Thoth: Vandana Shiva is the person you are thinking about. She is great. I've seen a number of her lectures on the internet.
I did not want to "gut" anything. I rated the post. Yes, tens of thousands of farmers in India committed suicide because they went broke after they were forced to buy Monsanto seeds and that is a fact.

Unless the banks, Wall Street, insurance companies, etc, are not businesses, then business, at least in America, is not so ethical, is it?
Again, good post, rated.
Thoth:

Ah, ok. Thanks. I guess I took you too literally when you said the 2 companies were "nothing" alike.

The suicides story turned out to be false, as I recall. The same newspaper that reported that story took it back 2 days later:
http://www.biotechethics.ca/blog/2009/05/gm-crops-stir-indian-farmer-suicides-or.html

As for unethical businesses: yes, there are unethical businesses. Just as there are unsafe planes and immoral humans and unpatriotic citizens. But that's very different from there being a contradiction in terms. There are literally millions of businesses in America. Most of them don't make the news.

Chris.
Chris, for a healthy business ecology, the DNA of corporations needs diversity every bit as much as products do. I'm surprised if you disagree since it seems like the conclusion you came to above. The issues you raise, just for example, about ability to extort price are effectively consequences of too little competition. In a properly functioning market, it wouldn't happen.
Kent:

No no, I don't disagree about that at all. You said something about cloning. I assumed you meant actual biological cloning. That's why I asked if you meant reproductive cloning (for making babies) or therapeutic cloning (tissue cloning for medical purposes).

So, yes, absolutely, markets work best under conditions of diversity.

Chris.
Ah, yes, I meant reproductive cloning, like Dolly the sheep or of a prize-winning cow, not tissue cloning, which I don't see a downside to.
"At issue is how much power one company can have over seeds, the foundation of the world's food supply."

That's a pretty big issue, considering how much the government all subsidizes the food supply of corn as well, which in turn effects the whole world food market. Where I think have come to see the idea of, "Monsanto just might be a candidate for a government-forced breakup" is that it isn't in our "government's" best interest.

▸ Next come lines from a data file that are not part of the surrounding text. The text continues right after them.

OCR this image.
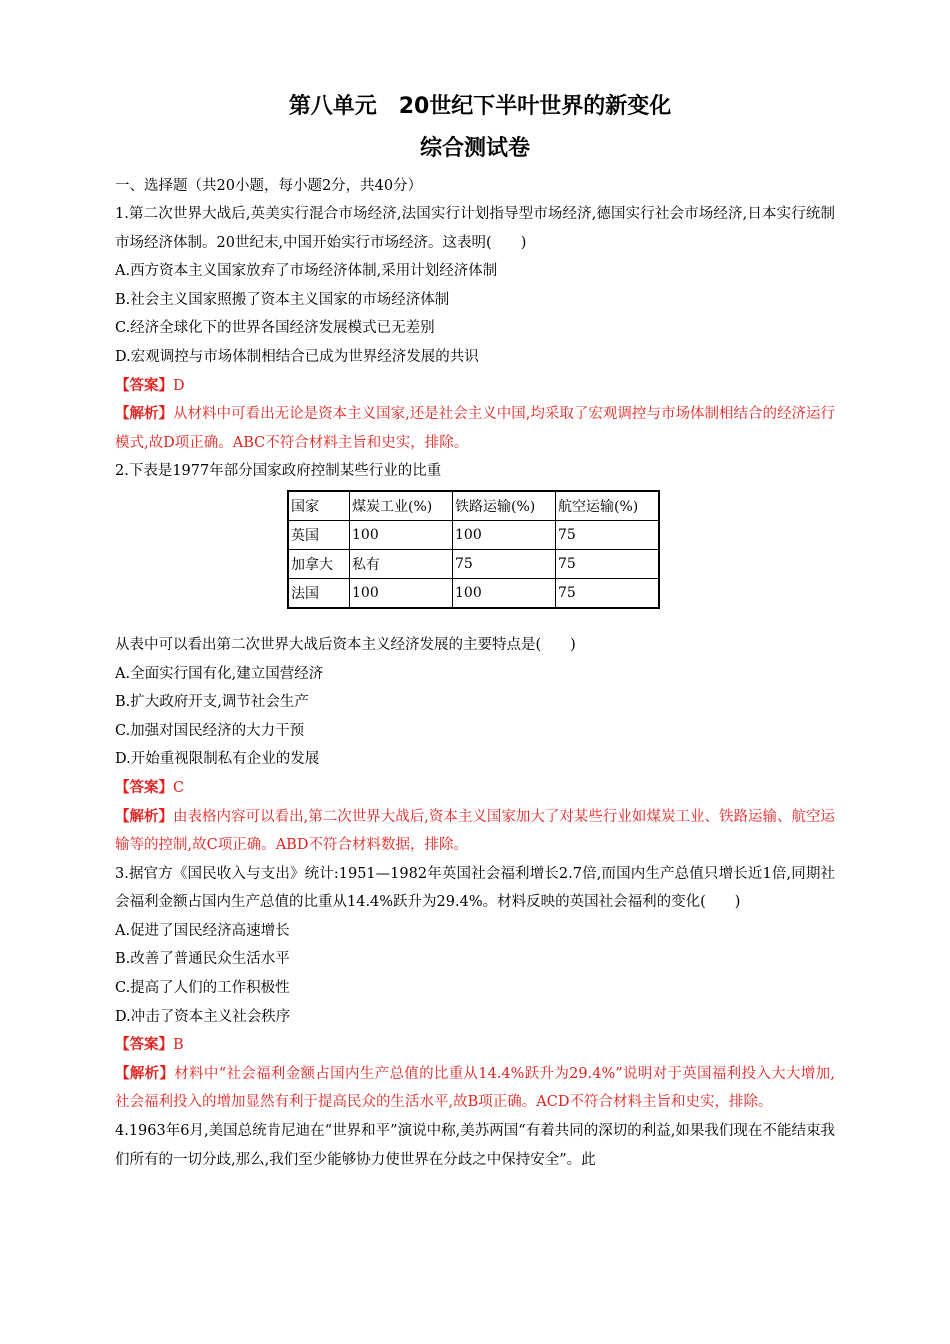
第八单元　20世纪下半叶世界的新变化
综合测试卷

一、选择题（共20小题，每小题2分，共40分）

1.第二次世界大战后,英美实行混合市场经济,法国实行计划指导型市场经济,德国实行社会市场经济,日本实行统制市场经济体制。20世纪末,中国开始实行市场经济。这表明(　　)

A.西方资本主义国家放弃了市场经济体制,采用计划经济体制

B.社会主义国家照搬了资本主义国家的市场经济体制

C.经济全球化下的世界各国经济发展模式已无差别

D.宏观调控与市场体制相结合已成为世界经济发展的共识

【答案】D

【解析】从材料中可看出无论是资本主义国家,还是社会主义中国,均采取了宏观调控与市场体制相结合的经济运行模式,故D项正确。ABC不符合材料主旨和史实，排除。

2.下表是1977年部分国家政府控制某些行业的比重

国家	煤炭工业(%)	铁路运输(%)	航空运输(%)
英国	100	100	75
加拿大	私有	75	75
法国	100	100	75

从表中可以看出第二次世界大战后资本主义经济发展的主要特点是(　　)

A.全面实行国有化,建立国营经济

B.扩大政府开支,调节社会生产

C.加强对国民经济的大力干预

D.开始重视限制私有企业的发展

【答案】C

【解析】由表格内容可以看出,第二次世界大战后,资本主义国家加大了对某些行业如煤炭工业、铁路运输、航空运输等的控制,故C项正确。ABD不符合材料数据，排除。

3.据官方《国民收入与支出》统计:1951—1982年英国社会福利增长2.7倍,而国内生产总值只增长近1倍,同期社会福利金额占国内生产总值的比重从14.4%跃升为29.4%。材料反映的英国社会福利的变化(　　)

A.促进了国民经济高速增长

B.改善了普通民众生活水平

C.提高了人们的工作积极性

D.冲击了资本主义社会秩序

【答案】B

【解析】材料中“社会福利金额占国内生产总值的比重从14.4%跃升为29.4%”说明对于英国福利投入大大增加,社会福利投入的增加显然有利于提高民众的生活水平,故B项正确。ACD不符合材料主旨和史实，排除。

4.1963年6月,美国总统肯尼迪在“世界和平”演说中称,美苏两国“有着共同的深切的利益,如果我们现在不能结束我们所有的一切分歧,那么,我们至少能够协力使世界在分歧之中保持安全”。此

The government is corporate America at this point. The blending is becoming final and third way politics will take it to a whole new level. Decisions like Citizens United vs. FEC are a great smoke screen for politicians to use to distract the American populace from seeing the last 30 years of legislative and judicial rulings which have placed our interests in the hands of Corporate rights.

I think it will take a supreme act of informed consciousness on the part of Americans for corporations like this to be put back on a level playing field and/or reprimanded for potentially unethical behavior, I doubt anyone within the government is going to champion this cause.

If so, Kevin's law would be in affect by now and we would have an FDA which actually has some teeth, which means it wouldn't hire former employees of the corporate giants they are now entrusted to regulate.

Our government is a complete conflict of interest. It's on Americans to make the changes.